“To Protect All Life” ―The Visit of Pope Francis and the Death Penalty―

Yanagawa Tomoki
Jesuit Social Center staff

  Pope Francis, elected as the 266th pope in March 2013, has made his 32nd foreign Apostolic Journey to Thailand November 19~23 and to Japan November 23~26. Thailand and Japan, both Asian countries with Christian minorities, both still maintain the death penalty. Compared with Thailand, Japan is the country with the greater number of annual executions by hanging. On the other hand, death penalty executions in Thailand are rather rare and lenient. An execution by drug injection in Thailand in June 2018 was the first in 9 years. This shows a great difference from the situation in Japan.

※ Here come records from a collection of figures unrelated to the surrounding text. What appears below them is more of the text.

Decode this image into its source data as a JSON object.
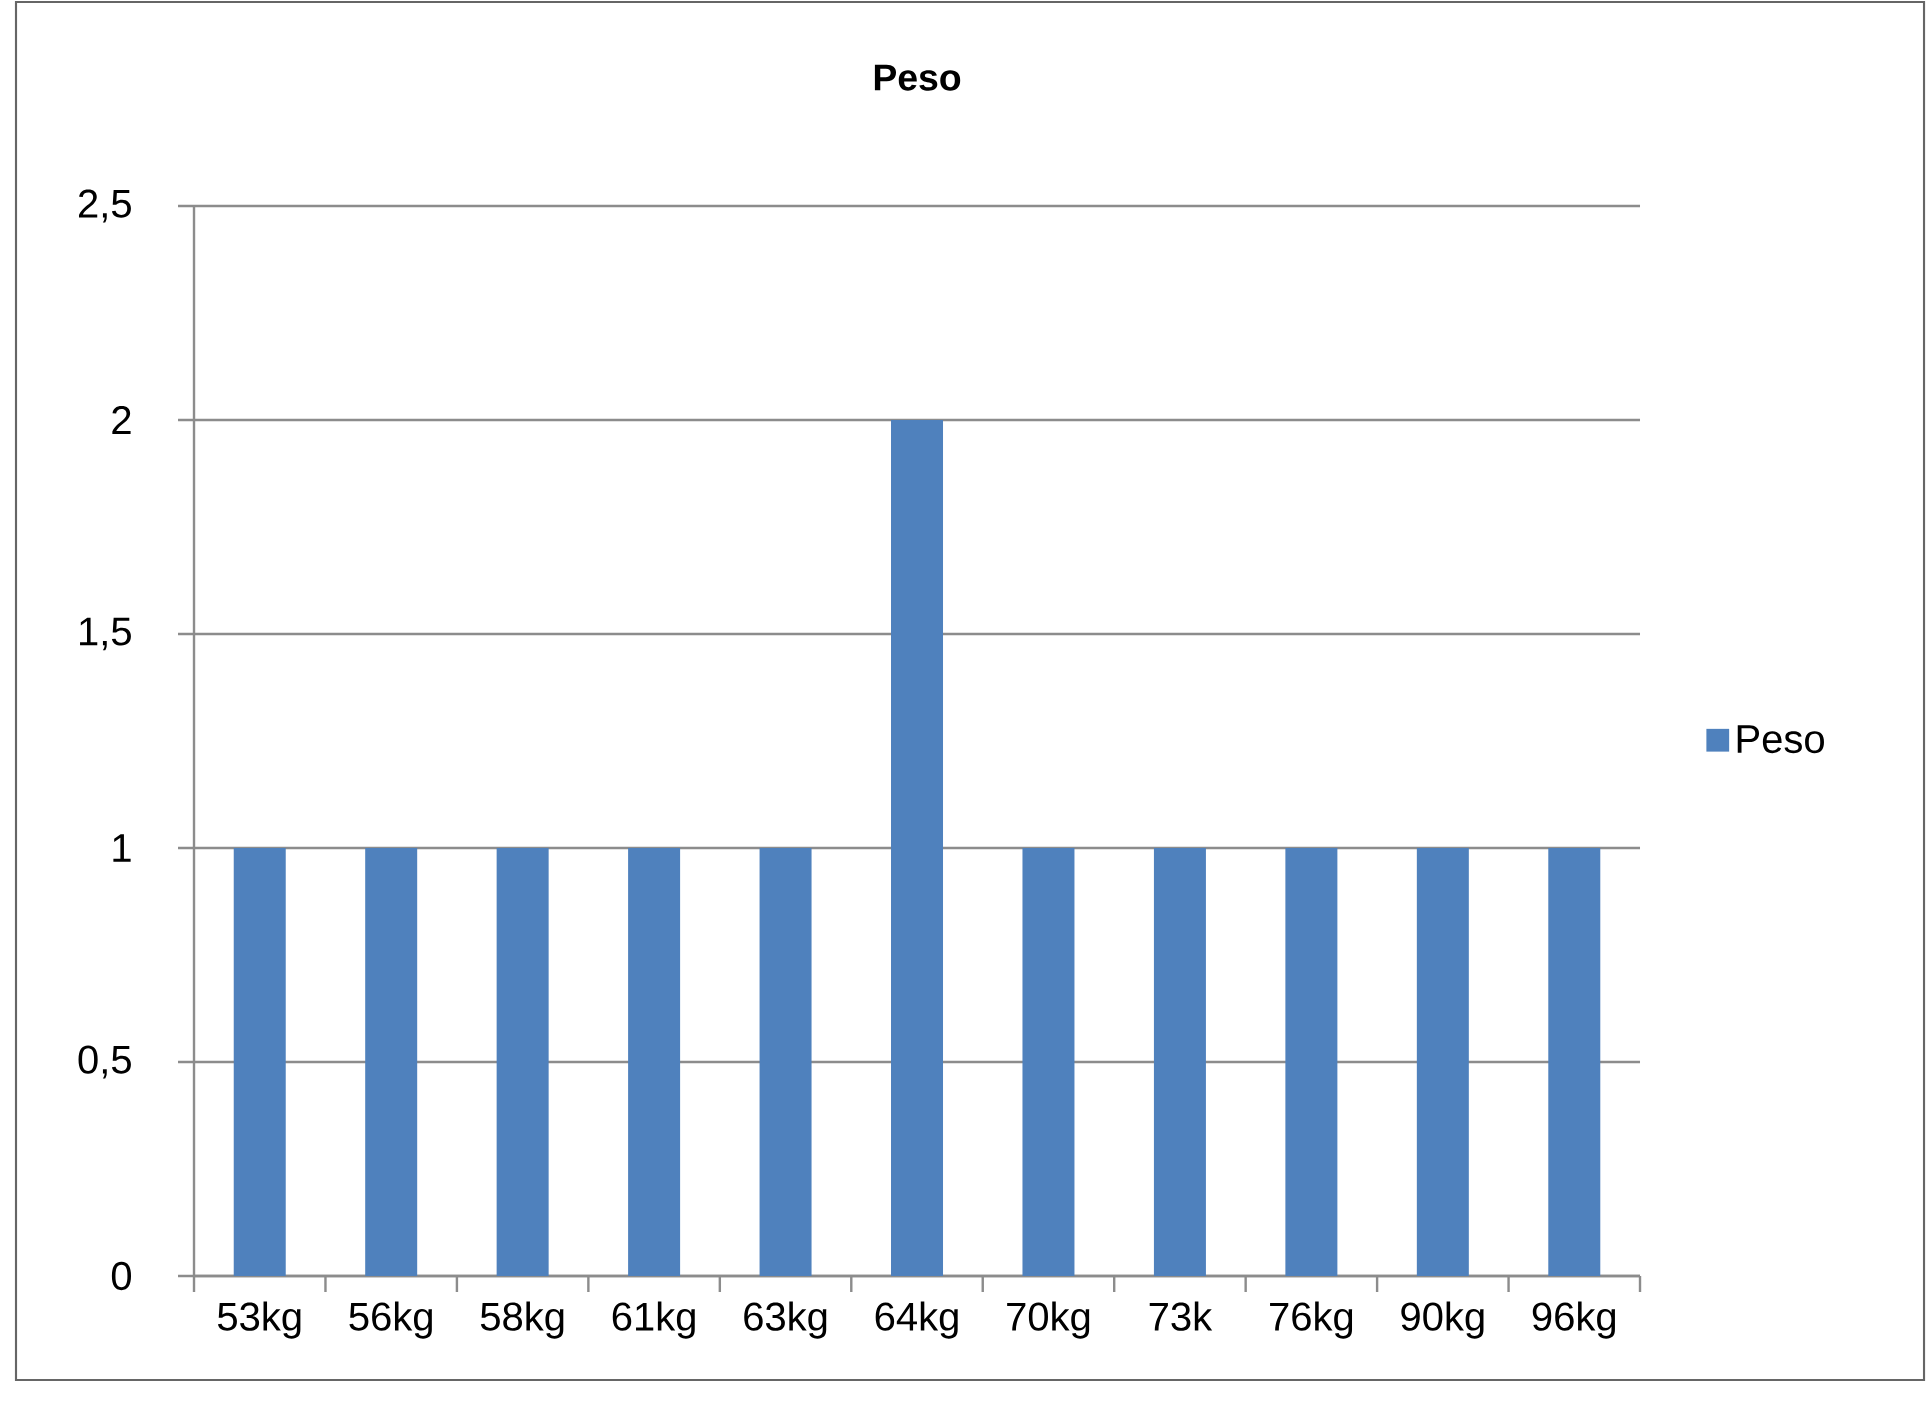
{
  "chart_data": {
    "type": "bar",
    "title": "Peso",
    "categories": [
      "53kg",
      "56kg",
      "58kg",
      "61kg",
      "63kg",
      "64kg",
      "70kg",
      "73k",
      "76kg",
      "90kg",
      "96kg"
    ],
    "series": [
      {
        "name": "Peso",
        "color": "#4f81bd",
        "values": [
          1,
          1,
          1,
          1,
          1,
          2,
          1,
          1,
          1,
          1,
          1
        ]
      }
    ],
    "ylim": [
      0,
      2.5
    ],
    "yticks": [
      0,
      {
        "value": 0.5,
        "label": "0,5"
      },
      1,
      {
        "value": 1.5,
        "label": "1,5"
      },
      2,
      {
        "value": 2.5,
        "label": "2,5"
      }
    ],
    "grid": "y",
    "legend": "right"
  }
}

  During his visits this time, Pope Francis did not make as it was expected an international public appeal for the abolition of the death penalty which had attracted public attention in advance of his visit. Would he mention Thailand and Japan by name, as countries still maintaining the death penalty? Was he not going to receive in audience Mr. Hakamada Iwao, a prisoner given a death penalty, who received baptism as a Catholic in 1984 after being imprisoned? The Pope had selected “Protect All Life” as his motto for this pastoral visit to Japan. This seemed to be a hopeful sign that the Pope would initiate some action toward abolition of the death penalty. Since the Catholic Church “Protects All Life,” it would be natural to include also the “life of a prisoner on death row” especially during the Nagasaki Mass of Christ the King, during which the words of Jesus executed on the cross promised another condemned criminal: “Today, you will be with me in Paradise” (Luke 23:35~43).

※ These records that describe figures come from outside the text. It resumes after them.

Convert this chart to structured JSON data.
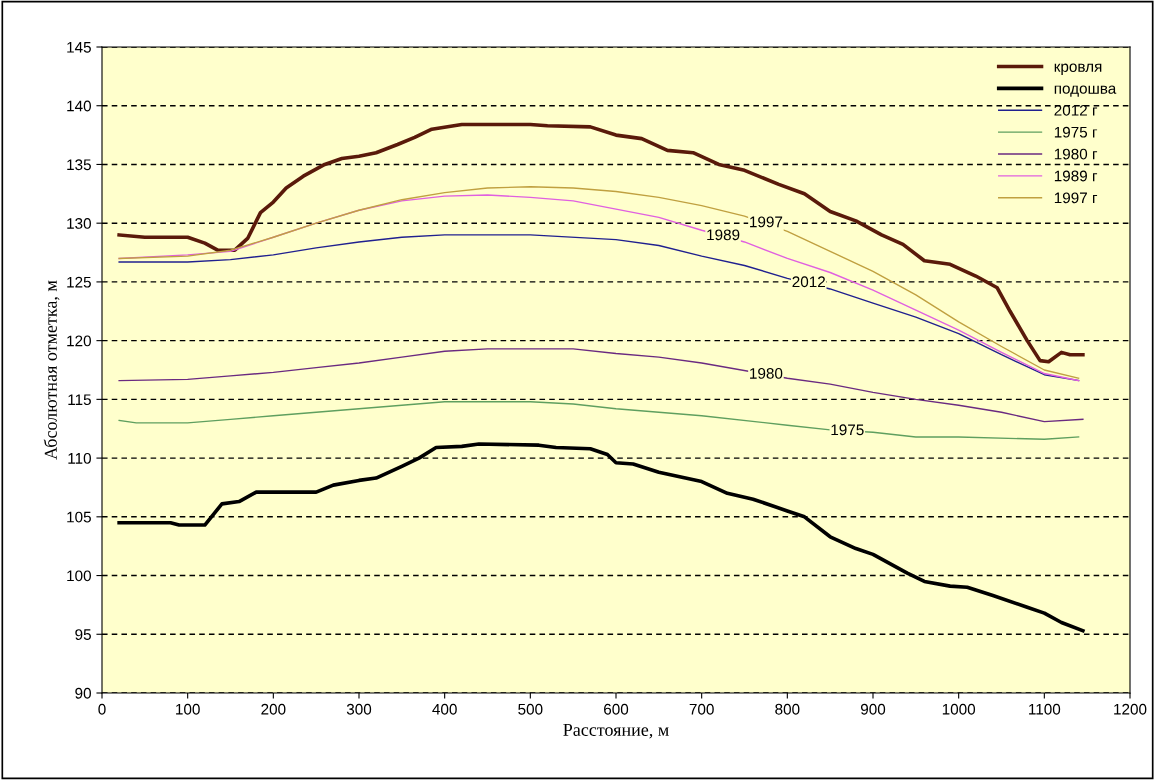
{
  "chart_data": {
    "type": "line",
    "xlabel": "Расстояние, м",
    "ylabel": "Абсолютная отметка, м",
    "xlim": [
      0,
      1200
    ],
    "xticks": [
      0,
      100,
      200,
      300,
      400,
      500,
      600,
      700,
      800,
      900,
      1000,
      1100,
      1200
    ],
    "ylim": [
      90,
      145
    ],
    "yticks": [
      90,
      95,
      100,
      105,
      110,
      115,
      120,
      125,
      130,
      135,
      140,
      145
    ],
    "grid": "y",
    "line_style": "solid",
    "legend": "top right",
    "series": [
      {
        "name": "кровля",
        "color": "#5a1a0a",
        "x": [
          20,
          50,
          100,
          120,
          135,
          155,
          170,
          185,
          200,
          215,
          235,
          260,
          280,
          300,
          320,
          345,
          365,
          385,
          420,
          500,
          520,
          570,
          600,
          630,
          660,
          690,
          720,
          750,
          790,
          820,
          850,
          880,
          910,
          935,
          960,
          990,
          1020,
          1045,
          1060,
          1080,
          1095,
          1105,
          1120,
          1130,
          1145
        ],
        "values": [
          129.0,
          128.8,
          128.8,
          128.3,
          127.7,
          127.7,
          128.7,
          130.9,
          131.8,
          133.0,
          134.0,
          135.0,
          135.5,
          135.7,
          136.0,
          136.7,
          137.3,
          138.0,
          138.4,
          138.4,
          138.3,
          138.2,
          137.5,
          137.2,
          136.2,
          136.0,
          135.0,
          134.5,
          133.3,
          132.5,
          131.0,
          130.2,
          129.0,
          128.2,
          126.8,
          126.5,
          125.5,
          124.5,
          122.5,
          120.0,
          118.3,
          118.2,
          119.0,
          118.8,
          118.8
        ]
      },
      {
        "name": "подошва",
        "color": "#000000",
        "x": [
          20,
          80,
          90,
          120,
          140,
          160,
          180,
          250,
          270,
          300,
          320,
          350,
          370,
          390,
          420,
          440,
          510,
          530,
          570,
          590,
          600,
          620,
          650,
          700,
          730,
          760,
          800,
          820,
          850,
          880,
          900,
          940,
          960,
          990,
          1010,
          1040,
          1080,
          1100,
          1120,
          1145
        ],
        "values": [
          104.5,
          104.5,
          104.3,
          104.3,
          106.1,
          106.3,
          107.1,
          107.1,
          107.7,
          108.1,
          108.3,
          109.3,
          110.0,
          110.9,
          111.0,
          111.2,
          111.1,
          110.9,
          110.8,
          110.3,
          109.6,
          109.5,
          108.8,
          108.0,
          107.0,
          106.5,
          105.5,
          105.0,
          103.3,
          102.3,
          101.8,
          100.2,
          99.5,
          99.1,
          99.0,
          98.3,
          97.3,
          96.8,
          96.0,
          95.3
        ]
      },
      {
        "name": "2012 г",
        "color": "#20208f",
        "x": [
          20,
          100,
          150,
          200,
          250,
          300,
          350,
          400,
          500,
          600,
          650,
          700,
          750,
          800,
          850,
          900,
          950,
          1000,
          1050,
          1100,
          1140
        ],
        "values": [
          126.7,
          126.7,
          126.9,
          127.3,
          127.9,
          128.4,
          128.8,
          129.0,
          129.0,
          128.6,
          128.1,
          127.2,
          126.4,
          125.3,
          124.4,
          123.2,
          122.0,
          120.6,
          118.8,
          117.1,
          116.6
        ]
      },
      {
        "name": "1975 г",
        "color": "#5f9f5f",
        "x": [
          20,
          40,
          100,
          150,
          200,
          250,
          300,
          350,
          400,
          500,
          550,
          600,
          700,
          800,
          850,
          900,
          950,
          1000,
          1100,
          1140
        ],
        "values": [
          113.2,
          113.0,
          113.0,
          113.3,
          113.6,
          113.9,
          114.2,
          114.5,
          114.8,
          114.8,
          114.6,
          114.2,
          113.6,
          112.8,
          112.4,
          112.2,
          111.8,
          111.8,
          111.6,
          111.8
        ]
      },
      {
        "name": "1980 г",
        "color": "#6a2a80",
        "x": [
          20,
          100,
          150,
          200,
          250,
          300,
          350,
          400,
          450,
          550,
          600,
          650,
          700,
          800,
          850,
          900,
          950,
          1000,
          1050,
          1100,
          1145
        ],
        "values": [
          116.6,
          116.7,
          117.0,
          117.3,
          117.7,
          118.1,
          118.6,
          119.1,
          119.3,
          119.3,
          118.9,
          118.6,
          118.1,
          116.8,
          116.3,
          115.6,
          115.0,
          114.5,
          113.9,
          113.1,
          113.3
        ]
      },
      {
        "name": "1989 г",
        "color": "#e060e0",
        "x": [
          20,
          100,
          150,
          200,
          250,
          300,
          350,
          400,
          450,
          500,
          550,
          600,
          650,
          700,
          750,
          800,
          850,
          900,
          950,
          1000,
          1050,
          1100,
          1140
        ],
        "values": [
          127.0,
          127.3,
          127.6,
          128.8,
          130.0,
          131.1,
          131.9,
          132.3,
          132.4,
          132.2,
          131.9,
          131.2,
          130.5,
          129.4,
          128.4,
          127.0,
          125.8,
          124.3,
          122.6,
          120.9,
          119.0,
          117.2,
          116.6
        ]
      },
      {
        "name": "1997 г",
        "color": "#c0a040",
        "x": [
          20,
          100,
          150,
          200,
          250,
          300,
          350,
          400,
          450,
          500,
          550,
          600,
          650,
          700,
          750,
          800,
          850,
          900,
          950,
          1000,
          1050,
          1100,
          1140
        ],
        "values": [
          127.0,
          127.2,
          127.7,
          128.8,
          130.0,
          131.1,
          132.0,
          132.6,
          133.0,
          133.1,
          133.0,
          132.7,
          132.2,
          131.5,
          130.6,
          129.3,
          127.6,
          125.9,
          123.9,
          121.6,
          119.5,
          117.5,
          116.8
        ]
      }
    ],
    "annotations": [
      {
        "text": "1989",
        "x": 725,
        "y": 128.9
      },
      {
        "text": "1997",
        "x": 775,
        "y": 130.0
      },
      {
        "text": "2012",
        "x": 825,
        "y": 124.9
      },
      {
        "text": "1980",
        "x": 775,
        "y": 117.1
      },
      {
        "text": "1975",
        "x": 870,
        "y": 112.3
      }
    ]
  }
}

  Nevertheless, in fact, neither was there a public statement on abolition of the death penalty, nor did the Pope have an audience with Mr. Hakamada. On the other hand, Mr. Hakamada was invited to the Pope’s Mass in the Tokyo Dome and it became clear that, during the meeting of the Pope with Prime Minister Abe, the death penalty was one of the matters discussed. In the press conference on the plane during his journey back home, the Pope mentioned that the death penalty is clearly immoral, and we must fight against it little by little (a poco a poco). In order to “Protect All Life,” the Pope vowed to make all efforts to implement the revision done of the Catholic Catechism on death penalty (article 2267) to express the decision of the Catholic Church saying, “Our intention is that all over the world the death penalty should be abolished.”